If my thread pool consists of 2 executors and both are blocked waiting for something, other tasks will not be executed, right? How to avoid it? Create more than 2 threads?
Threads are relatively costly system resources. For example, each thread needs memory for the call stack. How much this is depends on the operating system, but typically it's something like 1 or 2 MB. This means it's not a good idea to start thousands of threads - you'd waste 1 or 2 GB memory just on the call stacks of 1000 threads.
So, to do things more efficiently you want to limit the number of threads, for example using a thread pool to handle work. The thread pool makes it possible to manage the number of threads that are being used.

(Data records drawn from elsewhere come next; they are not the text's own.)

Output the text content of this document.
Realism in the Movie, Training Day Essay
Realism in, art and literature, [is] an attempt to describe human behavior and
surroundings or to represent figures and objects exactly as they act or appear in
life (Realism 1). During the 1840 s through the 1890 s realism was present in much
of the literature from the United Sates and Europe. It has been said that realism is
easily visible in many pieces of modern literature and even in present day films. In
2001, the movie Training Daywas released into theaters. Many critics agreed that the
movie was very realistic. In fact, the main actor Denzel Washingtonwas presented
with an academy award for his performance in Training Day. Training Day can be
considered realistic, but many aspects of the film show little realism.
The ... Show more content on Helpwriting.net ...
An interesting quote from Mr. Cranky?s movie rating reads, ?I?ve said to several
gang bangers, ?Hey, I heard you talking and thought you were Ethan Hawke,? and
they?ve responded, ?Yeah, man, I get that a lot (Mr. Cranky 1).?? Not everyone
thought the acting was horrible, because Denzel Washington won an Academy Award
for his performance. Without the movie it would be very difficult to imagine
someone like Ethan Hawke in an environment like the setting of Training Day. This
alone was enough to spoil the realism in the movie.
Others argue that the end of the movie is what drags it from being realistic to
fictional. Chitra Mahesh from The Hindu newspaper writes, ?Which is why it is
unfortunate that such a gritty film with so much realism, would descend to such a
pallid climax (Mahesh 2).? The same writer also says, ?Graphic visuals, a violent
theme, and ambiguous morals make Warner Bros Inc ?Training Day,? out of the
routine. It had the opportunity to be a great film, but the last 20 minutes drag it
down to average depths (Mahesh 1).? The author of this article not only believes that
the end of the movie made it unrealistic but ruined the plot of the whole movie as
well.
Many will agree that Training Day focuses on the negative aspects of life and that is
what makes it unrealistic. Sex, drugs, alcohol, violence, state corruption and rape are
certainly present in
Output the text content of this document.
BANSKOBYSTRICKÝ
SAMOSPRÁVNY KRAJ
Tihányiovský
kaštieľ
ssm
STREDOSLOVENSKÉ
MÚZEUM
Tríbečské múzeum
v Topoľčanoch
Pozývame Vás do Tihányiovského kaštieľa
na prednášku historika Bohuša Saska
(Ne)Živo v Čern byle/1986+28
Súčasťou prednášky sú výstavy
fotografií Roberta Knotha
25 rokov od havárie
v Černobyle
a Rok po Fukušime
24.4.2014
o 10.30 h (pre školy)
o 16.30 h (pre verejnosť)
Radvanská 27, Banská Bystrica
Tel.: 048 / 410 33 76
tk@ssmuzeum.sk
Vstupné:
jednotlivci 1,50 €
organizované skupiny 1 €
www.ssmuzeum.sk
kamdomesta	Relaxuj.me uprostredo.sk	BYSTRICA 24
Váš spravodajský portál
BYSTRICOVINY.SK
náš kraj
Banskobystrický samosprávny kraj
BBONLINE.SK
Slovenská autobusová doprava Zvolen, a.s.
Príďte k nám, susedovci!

However, imagine that you'd have a thread pool with 10 threads, and then 10 requests come in. Each of your threads will be reserved to handle a request. While they are busy, you can't handle request #11 because there is no thread free. When you are using blocking I/O, then, even though all your 10 threads are doing nothing (waiting for I/O to complete), request #11 cannot be handled...
When you use non-blocking I/O, threads will never need to wait for I/O - so when the handling request #3 is suspended because it needs the result of an I/O operation, the thread that was handling it can temporarily switch to handling other requests.
So, with non-blocking I/O, you never have waiting threads and you are using system resources more efficiently.
This will only work if you are using non-blocking I/O from the front to the back of your system. If at the back-end you are using JDBC, which is a blocking API, then you'll loose the full benefit of non-blocking I/O.
Therefore, if you have a database at the back-end, this works best if you have a DB which supports non-blocking I/O. Some NoSQL databases like MongoDB support this, and for some relational databases there are special drivers / APIs available that support this. You won't be using JDBC in that case, because JDBC is an inherently blocking API.
Oracle is working on a new API for relational databases tentatively called ADBA which will allow you to do non-blocking / async I/O with relational databases but it's not ready yet.